La Yamaha ha dunque un bel problema da gestire ed il risultato si è già manifestato in più circostanze. In un mondiale così tirato come quello del 2017, con quattro piloti in 10 punti ed il leader Marquez ha un punteggio molto basso, è chiaro che ogni singolo punto pesi moltissimo. Quando Rossi e Vinales si battono tra di loro, alternandosi al top, non fanno altro che restare a distanza di tiro per chiunque. Entrambi arrivano a risultati molto simili, eppure lo fanno percorrendo strade completamente diverse. Per Maverick Vinales, questo è il momento del talento, della velocità pura e dell’aggressività. Per Valentino Rossi si tratta invece di utilizzare tutta la sua immensa esperienza, la classe e tirare fuori le doti da Racer quando c’è la chance di giocarsi il bersaglio grosso.
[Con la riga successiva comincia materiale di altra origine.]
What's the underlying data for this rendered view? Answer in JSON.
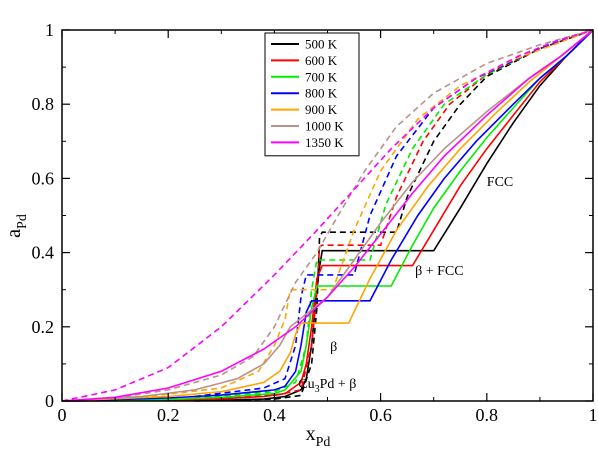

Eppure i due piloti dopo nove gare sono ad appena 5 punti l’uno dall’altro, in piena lotta per il mondiale. Entrambi dispongono di una moto eccezionale, come la Yamaha M1, ed anche se all’inizio non hanno trovato una strada per lo sviluppo comune, sembra che con l’adozione del nuovo telaio si sia trovato il compromesso che piace ad entrambi.

Nei giorni scorsi, Paolo Beltramo ha affermato che in Yamaha «hanno sbagliato a non dare immediatamente ascolto a Rossi» riguardo la questione del telaio e in più si deve ricordare che anche Honda rischia di ritrovarsi due punte, con Pedrosa che potrebbe tornare di diritto tra i pretendenti se dovesse riuscire a vincere una delle prossime tappe. A questo punto, i fantasmi della McLaren del 2007 affiorano nella mente di Lin Jarvis, vero alter ego di Ron Dennis. Lo spagnolo ha gestito in Yamaha l’enorme rivalità tra Rossi e Lorenzo, ma l’ha dovuto fare soprattutto quando i due piloti si stavano giocando il titolo in una specie di questione privata. Nel 2008, nel 2009 e nel 2015, Yamaha aveva due galli nel pollaio, ma erano entrambi in fuga nel mondiale. Adesso i galli sono due, il mondiale tiratissimo, e Dovizioso non fa altro che guardare la replica di Interlagos 2007. Magari qualche appunto potrebbe tornare utile a Valencia.